Hal itu membuat pemerintah daerah khususnya provinsi tidak bisa berbuat banyak untuk menyelesaikan permasalahan yang ada. "Jika saya bupati atau wali kota mungkin saya bisa gugat. Tapi karena saya gubernur dan wakil pemerintah pusat di daerah, tentu tidak bisa. Artinya, sama dengan menggugat diri sendiri," kata Isran ketika peringatan Puncak Hari Lingkungan Hidup (HLH) Sedunia 2021 di Balikpapan, Selasa (29/6).
Diketahui, kegiatan pertambangan khususnya batu bara di wilayah Kaltim tumbuh subur. Bahkan, tidak hanya perusahaan yang memiliki izin legal saja yang aktif beroperasi.
Perusahaan tanpa surat izin juga marak ikut mengeruk kandungan tambang tersebut. Sejumlah bencana akibat pertambangan kerap disuarakan oleh para aktivis pertambangan di antaranya jalan umum rusak parah, longsor hingga terjadinya musibah banjir besar.
Menurut Isran, untuk menertibkan itu, maka hanya satu kata saja yang diinginkan kepala daerah, khususnya Kaltim. Yaitu, adanya aturan yang menetapkan kepala daerah memiliki tanggung jawab moral terhadap pengawasan pertambangan.

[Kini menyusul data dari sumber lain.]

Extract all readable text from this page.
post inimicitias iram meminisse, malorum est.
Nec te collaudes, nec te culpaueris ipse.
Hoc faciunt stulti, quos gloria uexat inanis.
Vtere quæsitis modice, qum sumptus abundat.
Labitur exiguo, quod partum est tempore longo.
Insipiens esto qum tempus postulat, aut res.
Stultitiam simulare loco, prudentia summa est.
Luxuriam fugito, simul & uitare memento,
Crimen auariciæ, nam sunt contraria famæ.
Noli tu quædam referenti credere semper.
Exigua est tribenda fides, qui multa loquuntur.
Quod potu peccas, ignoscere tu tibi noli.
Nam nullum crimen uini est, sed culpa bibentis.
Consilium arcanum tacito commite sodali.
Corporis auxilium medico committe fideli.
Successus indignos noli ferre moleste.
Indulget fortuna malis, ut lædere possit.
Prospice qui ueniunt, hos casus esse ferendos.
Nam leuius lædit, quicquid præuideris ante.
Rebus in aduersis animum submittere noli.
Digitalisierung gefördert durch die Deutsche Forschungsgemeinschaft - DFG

Saat ini, lanjut Isran, kata-kata yang dimaksud itu tidak ada dalam aturan perundang-undangan perizinan pertambangan. "Jadi, satu kata saja, meski aturan itu ditarik ke pusat. Tetapi kepala daerah memiliki tanggung jawab moral dalam pengawasan pertambangan di lapangan. Itu saja yang diperlukan. Sehingga kepala daerah bisa berkoordinasi dengan pihak keamanan, baik TNI maupun Polri," kata dia.
Bagi Isran, hal itu penting agar pertambangan tidak merugikan masyarakat di lingkungan sekitar aktivitasnya. Produksi batubara masih diperlukan bagi pembangunan di sejumlah negara luar di Asia maupun Eropa. Diperkirakan lima hingga 10 tahun ke depan.